Jika Tuhan mengajakmu, katakan pada-Nya bahwa kau sedang menungguku.
aku akan segera kembali ayah, aku berjanji padamu.

Minggu, 05 Oktober 2014

^_^

Mungkin jalan kita memang berbeda, jalan kita tak pernah bisa sama.
seperti itulah aku mengenalmu dulu, dan kamu juga pasti tahu bagaimana aku di matamu.
sesungguhnya setiap hari, kala aku bertemu dengan orang-orang baru di sekitarku bahkan mereka yang telah nyaris berhasil masuk dalam hidupku, aku merasa bahagia, merasa tentram dan merasa "berhasil" keluar dari sangkar bayang-bayangmu.
namun kamu tahu, tiba-tiba hatiku dipenuhi ragu, akhirnya aku kembali menepi, tak memperdulikan sekelilingku, aku memilih menjauh dari pusaran ombak, agar buihnya tak memercik masuk ke dalam bola mataku. mungkin aku yang terlalu takut merasa perih kembali, atau "kutukan" cinta memang hanya terpaut padamu?? namun aku tak yakin itu.

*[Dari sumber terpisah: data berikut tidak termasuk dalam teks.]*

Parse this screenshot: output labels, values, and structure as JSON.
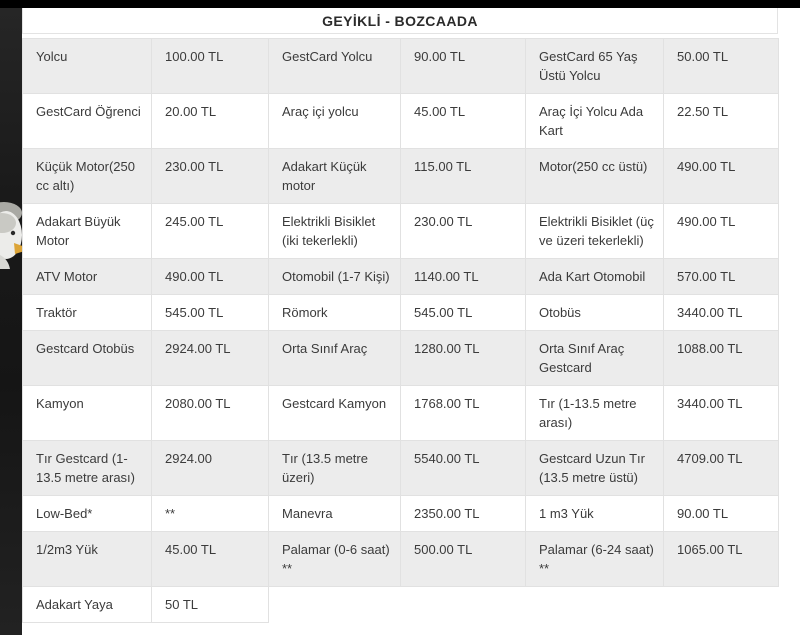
{
  "header": {
    "title": "GEYİKLİ - BOZCAADA"
  },
  "fare_table": {
    "column_pattern": [
      "fare-label",
      "fare-price",
      "fare-label",
      "fare-price",
      "fare-label",
      "fare-price"
    ],
    "rows": [
      [
        "Yolcu",
        "100.00 TL",
        "GestCard Yolcu",
        "90.00 TL",
        "GestCard 65 Yaş Üstü Yolcu",
        "50.00 TL"
      ],
      [
        "GestCard Öğrenci",
        "20.00 TL",
        "Araç içi yolcu",
        "45.00 TL",
        "Araç İçi Yolcu Ada Kart",
        "22.50 TL"
      ],
      [
        "Küçük Motor(250 cc altı)",
        "230.00 TL",
        "Adakart Küçük motor",
        "115.00 TL",
        "Motor(250 cc üstü)",
        "490.00 TL"
      ],
      [
        "Adakart Büyük Motor",
        "245.00 TL",
        "Elektrikli Bisiklet (iki tekerlekli)",
        "230.00 TL",
        "Elektrikli Bisiklet (üç ve üzeri tekerlekli)",
        "490.00 TL"
      ],
      [
        "ATV Motor",
        "490.00 TL",
        "Otomobil (1-7 Kişi)",
        "1140.00 TL",
        "Ada Kart Otomobil",
        "570.00 TL"
      ],
      [
        "Traktör",
        "545.00 TL",
        "Römork",
        "545.00 TL",
        "Otobüs",
        "3440.00 TL"
      ],
      [
        "Gestcard Otobüs",
        "2924.00 TL",
        "Orta Sınıf Araç",
        "1280.00 TL",
        "Orta Sınıf Araç Gestcard",
        "1088.00 TL"
      ],
      [
        "Kamyon",
        "2080.00 TL",
        "Gestcard Kamyon",
        "1768.00 TL",
        "Tır (1-13.5 metre arası)",
        "3440.00 TL"
      ],
      [
        "Tır Gestcard (1-13.5 metre arası)",
        "2924.00",
        "Tır (13.5 metre üzeri)",
        "5540.00 TL",
        "Gestcard Uzun Tır (13.5 metre üstü)",
        "4709.00 TL"
      ],
      [
        "Low-Bed*",
        "**",
        "Manevra",
        "2350.00 TL",
        "1 m3 Yük",
        "90.00 TL"
      ],
      [
        "1/2m3 Yük",
        "45.00 TL",
        "Palamar (0-6 saat) **",
        "500.00 TL",
        "Palamar (6-24 saat) **",
        "1065.00 TL"
      ],
      [
        "Adakart Yaya",
        "50 TL",
        null,
        null,
        null,
        null
      ]
    ]
  },
  "colors": {
    "top_bar": "#000000",
    "side_strip_dark": "#1a1a1a",
    "row_shaded": "#ececec",
    "row_plain": "#ffffff",
    "cell_border": "#e1e1e1",
    "text": "#3b3b3b",
    "title_text": "#2b2b2b"
  },
  "icons": {
    "seagull": "seagull-photo"
  }
}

hari-hariku selalu tenang, sekalipun kamu sudah tak berada di sini, iya di sini "baik di hati maupun dipikiranku". aku tak pernah merasa sendiri, aku juga tak pernah merasa sepi karena aku tahu di mana aku bisa berlari dikala aku merasa sepi, dan mereka tak akan membiarkan aku menyendiri.

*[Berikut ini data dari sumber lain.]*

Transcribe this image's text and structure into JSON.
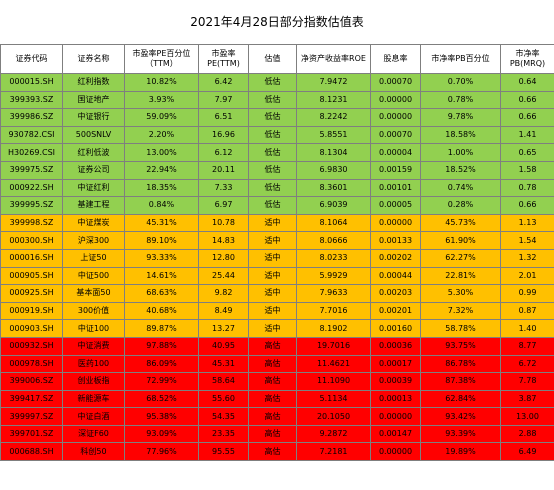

lantas bagaimana denganmu??aku rasa kamu tak punya pilihan lain, karena hidupmu selalu satu dan tanpa pilihan.
dan tahun-tahun berlalu, kabarmu tak pernah terendus angin. ku pikir kamu telah mati, atau telah menjelma menjadi bentuk yang lain. tapi tak mengapa, aku tak pernah lagi berfikir tentang kamu, bahkan aku telah meninggalkan segala bekas luka yang pernah kamu torehkan, dan aku bahagia, setidaknya luka itu bisa hilang meski aku tak terlalu memaksa untuk benar-benar menghilangkannya.
sepertinya hidup yang baru telah kamu jalani sekarang, mungkin kamu merasa bahagia sehingga angin saja tak rela mengusikmu atau bisa juga kamu sangat menderita sekarang, hingga angin pun merasa kasihan untuk menertawakanmu.
dan aku di sini, di tempat yang sama, di sudut yang sama namun dengan dimensi waktu yang berbeda, telah berhasil menyantap, melahap dan menelan segala kenangan kita (dulu). tanpa sisa dengan ludah yang tak pernah kering, mengunyah hingga hancurnya.
aku selalu berdoa pada Tuhan, untuk tidak mempertemukan kita lagi.
karena perjumpaan kita hanya akan membawa memori-memori usang yang tak layak di tayangkan kembali.
sudah cukup, karena detik ini aku sudah diam dalam kebahagiaanku sendiri.